The facts of the case were as follows.
In December 2013, the employee received a letter notifying him of the application of a measure of material modification of working conditions agreed to in the consultation period that was conducted at the company. The consultation period concluded with an agreement signed with the unanimous support of the negotiating committee. The practical consequence of the modification notified was that, effective January 2014, a salary reduction of 3.87% would be applied to the employee, which entailed a reduction in his paycheck of €77.38 net per month.
After receiving the individual notification, the employee notified the company that he opted to terminate his contract with the right to receive severance equal to 20 days’ pay per year worked, pursuant to article 41.3 WS.

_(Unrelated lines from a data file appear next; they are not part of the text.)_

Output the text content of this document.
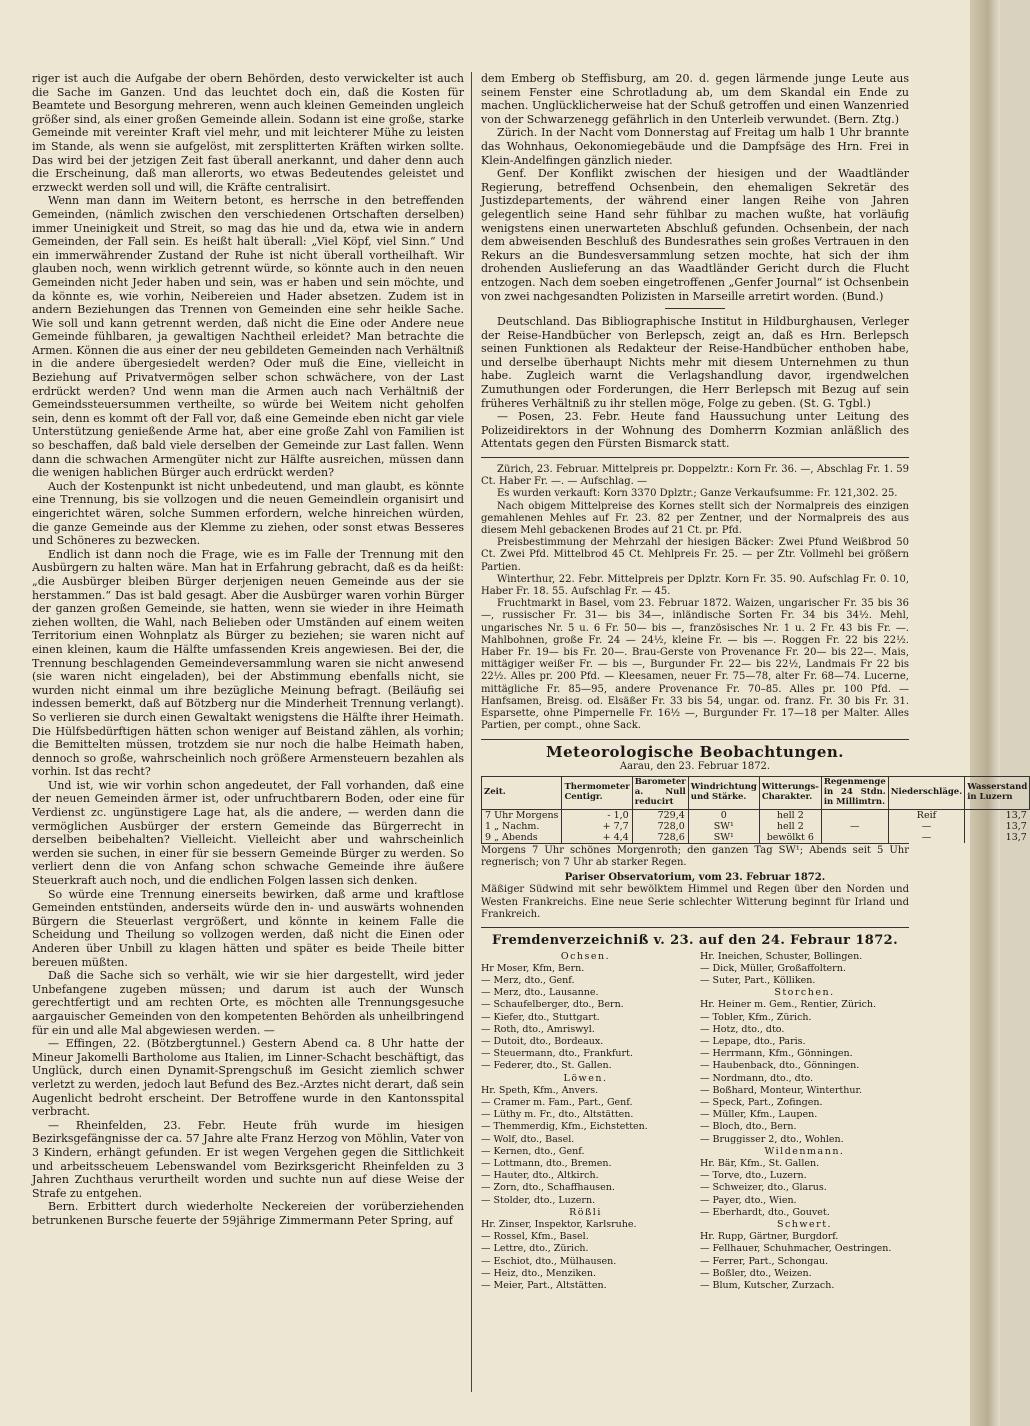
riger ist auch die Aufgabe der obern Behörden, desto verwickelter ist auch die Sache im Ganzen. Und das leuchtet doch ein, daß die Kosten für Beamtete und Besorgung mehreren, wenn auch kleinen Gemeinden ungleich größer sind, als einer großen Gemeinde allein. Sodann ist eine große, starke Gemeinde mit vereinter Kraft viel mehr, und mit leichterer Mühe zu leisten im Stande, als wenn sie aufgelöst, mit zersplitterten Kräften wirken sollte. Das wird bei der jetzigen Zeit fast überall anerkannt, und daher denn auch die Erscheinung, daß man allerorts, wo etwas Bedeutendes geleistet und erzweckt werden soll und will, die Kräfte centralisirt.

Wenn man dann im Weitern betont, es herrsche in den betreffenden Gemeinden, (nämlich zwischen den verschiedenen Ortschaften derselben) immer Uneinigkeit und Streit, so mag das hie und da, etwa wie in andern Gemeinden, der Fall sein. Es heißt halt überall: „Viel Köpf, viel Sinn.“ Und ein immerwährender Zustand der Ruhe ist nicht überall vortheilhaft. Wir glauben noch, wenn wirklich getrennt würde, so könnte auch in den neuen Gemeinden nicht Jeder haben und sein, was er haben und sein möchte, und da könnte es, wie vorhin, Neibereien und Hader absetzen. Zudem ist in andern Beziehungen das Trennen von Gemeinden eine sehr heikle Sache. Wie soll und kann getrennt werden, daß nicht die Eine oder Andere neue Gemeinde fühlbaren, ja gewaltigen Nachtheil erleidet? Man betrachte die Armen. Können die aus einer der neu gebildeten Gemeinden nach Verhältniß in die andere übergesiedelt werden? Oder muß die Eine, vielleicht in Beziehung auf Privatvermögen selber schon schwächere, von der Last erdrückt werden? Und wenn man die Armen auch nach Verhältniß der Gemeindssteuersummen vertheilte, so würde bei Weitem nicht geholfen sein, denn es kommt oft der Fall vor, daß eine Gemeinde eben nicht gar viele Unterstützung genießende Arme hat, aber eine große Zahl von Familien ist so beschaffen, daß bald viele derselben der Gemeinde zur Last fallen. Wenn dann die schwachen Armengüter nicht zur Hälfte ausreichen, müssen dann die wenigen hablichen Bürger auch erdrückt werden?

Auch der Kostenpunkt ist nicht unbedeutend, und man glaubt, es könnte eine Trennung, bis sie vollzogen und die neuen Gemeindlein organisirt und eingerichtet wären, solche Summen erfordern, welche hinreichen würden, die ganze Gemeinde aus der Klemme zu ziehen, oder sonst etwas Besseres und Schöneres zu bezwecken.

Endlich ist dann noch die Frage, wie es im Falle der Trennung mit den Ausbürgern zu halten wäre. Man hat in Erfahrung gebracht, daß es da heißt: „die Ausbürger bleiben Bürger derjenigen neuen Gemeinde aus der sie herstammen.“ Das ist bald gesagt. Aber die Ausbürger waren vorhin Bürger der ganzen großen Gemeinde, sie hatten, wenn sie wieder in ihre Heimath ziehen wollten, die Wahl, nach Belieben oder Umständen auf einem weiten Territorium einen Wohnplatz als Bürger zu beziehen; sie waren nicht auf einen kleinen, kaum die Hälfte umfassenden Kreis angewiesen. Bei der, die Trennung beschlagenden Gemeindeversammlung waren sie nicht anwesend (sie waren nicht eingeladen), bei der Abstimmung ebenfalls nicht, sie wurden nicht einmal um ihre bezügliche Meinung befragt. (Beiläufig sei indessen bemerkt, daß auf Bötzberg nur die Minderheit Trennung verlangt). So verlieren sie durch einen Gewaltakt wenigstens die Hälfte ihrer Heimath. Die Hülfsbedürftigen hätten schon weniger auf Beistand zählen, als vorhin; die Bemittelten müssen, trotzdem sie nur noch die halbe Heimath haben, dennoch so große, wahrscheinlich noch größere Armensteuern bezahlen als vorhin. Ist das recht?

Und ist, wie wir vorhin schon angedeutet, der Fall vorhanden, daß eine der neuen Gemeinden ärmer ist, oder unfruchtbarern Boden, oder eine für Verdienst zc. ungünstigere Lage hat, als die andere, — werden dann die vermöglichen Ausbürger der erstern Gemeinde das Bürgerrecht in derselben beibehalten? Vielleicht. Vielleicht aber und wahrscheinlich werden sie suchen, in einer für sie bessern Gemeinde Bürger zu werden. So verliert denn die von Anfang schon schwache Gemeinde ihre äußere Steuerkraft auch noch, und die endlichen Folgen lassen sich denken.

So würde eine Trennung einerseits bewirken, daß arme und kraftlose Gemeinden entstünden, anderseits würde den in- und auswärts wohnenden Bürgern die Steuerlast vergrößert, und könnte in keinem Falle die Scheidung und Theilung so vollzogen werden, daß nicht die Einen oder Anderen über Unbill zu klagen hätten und später es beide Theile bitter bereuen müßten.

Daß die Sache sich so verhält, wie wir sie hier dargestellt, wird jeder Unbefangene zugeben müssen; und darum ist auch der Wunsch gerechtfertigt und am rechten Orte, es möchten alle Trennungsgesuche aargauischer Gemeinden von den kompetenten Behörden als unheilbringend für ein und alle Mal abgewiesen werden. —

— Effingen, 22. (Bötzbergtunnel.) Gestern Abend ca. 8 Uhr hatte der Mineur Jakomelli Bartholome aus Italien, im Linner-Schacht beschäftigt, das Unglück, durch einen Dynamit-Sprengschuß im Gesicht ziemlich schwer verletzt zu werden, jedoch laut Befund des Bez.-Arztes nicht derart, daß sein Augenlicht bedroht erscheint. Der Betroffene wurde in den Kantonsspital verbracht.

— Rheinfelden, 23. Febr. Heute früh wurde im hiesigen Bezirksgefängnisse der ca. 57 Jahre alte Franz Herzog von Möhlin, Vater von 3 Kindern, erhängt gefunden. Er ist wegen Vergehen gegen die Sittlichkeit und arbeitsscheuem Lebenswandel vom Bezirksgericht Rheinfelden zu 3 Jahren Zuchthaus verurtheilt worden und suchte nun auf diese Weise der Strafe zu entgehen.

Bern. Erbittert durch wiederholte Neckereien der vorüberziehenden betrunkenen Bursche feuerte der 59jährige Zimmermann Peter Spring, auf

dem Emberg ob Steffisburg, am 20. d. gegen lärmende junge Leute aus seinem Fenster eine Schrotladung ab, um dem Skandal ein Ende zu machen. Unglücklicherweise hat der Schuß getroffen und einen Wanzenried von der Schwarzenegg gefährlich in den Unterleib verwundet. (Bern. Ztg.)

Zürich. In der Nacht vom Donnerstag auf Freitag um halb 1 Uhr brannte das Wohnhaus, Oekonomiegebäude und die Dampfsäge des Hrn. Frei in Klein-Andelfingen gänzlich nieder.

Genf. Der Konflikt zwischen der hiesigen und der Waadtländer Regierung, betreffend Ochsenbein, den ehemaligen Sekretär des Justizdepartements, der während einer langen Reihe von Jahren gelegentlich seine Hand sehr fühlbar zu machen wußte, hat vorläufig wenigstens einen unerwarteten Abschluß gefunden. Ochsenbein, der nach dem abweisenden Beschluß des Bundesrathes sein großes Vertrauen in den Rekurs an die Bundesversammlung setzen mochte, hat sich der ihm drohenden Auslieferung an das Waadtländer Gericht durch die Flucht entzogen. Nach dem soeben eingetroffenen „Genfer Journal“ ist Ochsenbein von zwei nachgesandten Polizisten in Marseille arretirt worden. (Bund.)

Deutschland. Das Bibliographische Institut in Hildburghausen, Verleger der Reise-Handbücher von Berlepsch, zeigt an, daß es Hrn. Berlepsch seinen Funktionen als Redakteur der Reise-Handbücher enthoben habe, und derselbe überhaupt Nichts mehr mit diesem Unternehmen zu thun habe. Zugleich warnt die Verlagshandlung davor, irgendwelchen Zumuthungen oder Forderungen, die Herr Berlepsch mit Bezug auf sein früheres Verhältniß zu ihr stellen möge, Folge zu geben. (St. G. Tgbl.)

— Posen, 23. Febr. Heute fand Haussuchung unter Leitung des Polizeidirektors in der Wohnung des Domherrn Kozmian anläßlich des Attentats gegen den Fürsten Bismarck statt.

Zürich, 23. Februar. Mittelpreis pr. Doppelztr.: Korn Fr. 36. —, Abschlag Fr. 1. 59 Ct. Haber Fr. —. — Aufschlag. —

Es wurden verkauft: Korn 3370 Dplztr.; Ganze Verkaufsumme: Fr. 121,302. 25.

Nach obigem Mittelpreise des Kornes stellt sich der Normalpreis des einzigen gemahlenen Mehles auf Fr. 23. 82 per Zentner, und der Normalpreis des aus diesem Mehl gebackenen Brodes auf 21 Ct. pr. Pfd.

Preisbestimmung der Mehrzahl der hiesigen Bäcker: Zwei Pfund Weißbrod 50 Ct. Zwei Pfd. Mittelbrod 45 Ct. Mehlpreis Fr. 25. — per Ztr. Vollmehl bei größern Partien.

Winterthur, 22. Febr. Mittelpreis per Dplztr. Korn Fr. 35. 90. Aufschlag Fr. 0. 10, Haber Fr. 18. 55. Aufschlag Fr. — 45.

Fruchtmarkt in Basel, vom 23. Februar 1872. Waizen, ungarischer Fr. 35 bis 36—, russischer Fr. 31— bis 34—, inländische Sorten Fr. 34 bis 34½. Mehl, ungarisches Nr. 5 u. 6 Fr. 50— bis —, französisches Nr. 1 u. 2 Fr. 43 bis Fr. —. Mahlbohnen, große Fr. 24 — 24½, kleine Fr. — bis —. Roggen Fr. 22 bis 22½. Haber Fr. 19— bis Fr. 20—. Brau-Gerste von Provenance Fr. 20— bis 22—. Mais, mittägiger weißer Fr. — bis —, Burgunder Fr. 22— bis 22½, Landmais Fr 22 bis 22½. Alles pr. 200 Pfd. — Kleesamen, neuer Fr. 75—78, alter Fr. 68—74. Lucerne, mittägliche Fr. 85—95, andere Provenance Fr. 70–85. Alles pr. 100 Pfd. — Hanfsamen, Breisg. od. Elsäßer Fr. 33 bis 54, ungar. od. franz. Fr. 30 bis Fr. 31. Esparsette, ohne Pimpernelle Fr. 16½ —, Burgunder Fr. 17—18 per Malter. Alles Partien, per compt., ohne Sack.

Meteorologische Beobachtungen.
Aarau, den 23. Februar 1872.
Zeit.	Thermometer Centigr.	Barometer a. Null reducirt	Windrichtung und Stärke.	Witterungs-Charakter.	Regenmenge in 24 Stdn. in Millimtrn.	Niederschläge.	Wasserstand in Luzern
7 Uhr Morgens	- 1,0	729,4	0	hell 2		Reif	13,7
1 „ Nachm.	+ 7,7	728,0	SW¹	hell 2	—	—	13,7
9 „ Abends	+ 4,4	728,6	SW¹	bewölkt 6		—	13,7
Morgens 7 Uhr schönes Morgenroth; den ganzen Tag SW¹; Abends seit 5 Uhr regnerisch; von 7 Uhr ab starker Regen.
Pariser Observatorium, vom 23. Februar 1872.
Mäßiger Südwind mit sehr bewölktem Himmel und Regen über den Norden und Westen Frankreichs. Eine neue Serie schlechter Witterung beginnt für Irland und Frankreich.
Fremdenverzeichniß v. 23. auf den 24. Febraur 1872.
Ochsen.
Hr Moser, Kfm, Bern.
— Merz, dto., Genf.
— Merz, dto., Lausanne.
— Schaufelberger, dto., Bern.
— Kiefer, dto., Stuttgart.
— Roth, dto., Amriswyl.
— Dutoit, dto., Bordeaux.
— Steuermann, dto., Frankfurt.
— Federer, dto., St. Gallen.
Löwen.
Hr. Speth, Kfm., Anvers.
— Cramer m. Fam., Part., Genf.
— Lüthy m. Fr., dto., Altstätten.
— Themmerdig, Kfm., Eichstetten.
— Wolf, dto., Basel.
— Kernen, dto., Genf.
— Lottmann, dto., Bremen.
— Hauter, dto., Altkirch.
— Zorn, dto., Schaffhausen.
— Stolder, dto., Luzern.
Rößli
Hr. Zinser, Inspektor, Karlsruhe.
— Rossel, Kfm., Basel.
— Lettre, dto., Zürich.
— Eschiot, dto., Mülhausen.
— Heiz, dto., Menziken.
— Meier, Part., Altstätten.
Hr. Ineichen, Schuster, Bollingen.
— Dick, Müller, Großaffoltern.
— Suter, Part., Kölliken.
Storchen.
Hr. Heiner m. Gem., Rentier, Zürich.
— Tobler, Kfm., Zürich.
— Hotz, dto., dto.
— Lepape, dto., Paris.
— Herrmann, Kfm., Gönningen.
— Haubenback, dto., Gönningen.
— Nordmann, dto., dto.
— Boßhard, Monteur, Winterthur.
— Speck, Part., Zofingen.
— Müller, Kfm., Laupen.
— Bloch, dto., Bern.
— Bruggisser 2, dto., Wohlen.
Wildenmann.
Hr. Bär, Kfm., St. Gallen.
— Torve, dto., Luzern.
— Schweizer, dto., Glarus.
— Payer, dto., Wien.
— Eberhardt, dto., Gouvet.
Schwert.
Hr. Rupp, Gärtner, Burgdorf.
— Fellhauer, Schuhmacher, Oestringen.
— Ferrer, Part., Schongau.
— Boßler, dto., Weizen.
— Blum, Kutscher, Zurzach.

The company received the request from the employee and informed him that, although it did not object to the termination, it would not pay the severance referred to in the article, on the understanding that the employee had not evidenced that he had suffered any harm. The employee responded that, in that case, he did not want to terminate the contract, without prejudice to the exercise of the relevant terminating action.
Against this backdrop, the question asked of the Supreme Court was whether the termination of the employment contract with severance pursuant to article 41.3 of the WS requires proving that the termination has caused harm to the party concerned or whether the harm is presumed.
In its reply, which, we note in advance, opted to consider that the harm must be evidenced, the Supreme Court made a series of interesting observations.
Based on a logical, systematic and extensive interpretation of art. 41 of the WS in conjunction with art. 40.1 of the same law, the Court considered that, whereas in the case of the forced transfer the harm is inherent in it and is presumed, that is not the case of the material modification, which requires evidence of the harm. It goes on to say that “the fact that the modification of the conditions must be material evidences that the harm must be relevant, since otherwise the possibility of contractual termination that the law reserves for serious contractual breaches would not be established (art. 50 WS)”.
To wrap up, the Court noted that it is necessary to evidence the harm caused to assess its importance and the proportionality of the termination measure requested. Consequently, it concluded that the existence of harm that justified the contractual termination had not been evidenced given that the plaintiff’s salary had only been reduced, temporarily, by 3.87%, harm which cannot be deemed to be serious, especially since the reduction was expected to be recovered in the future, which made the contractual termination disproportionate.
Having seen the Supreme Court’s position, we are left with the doubt as to what would have happened had the modification been permanent rather than temporary.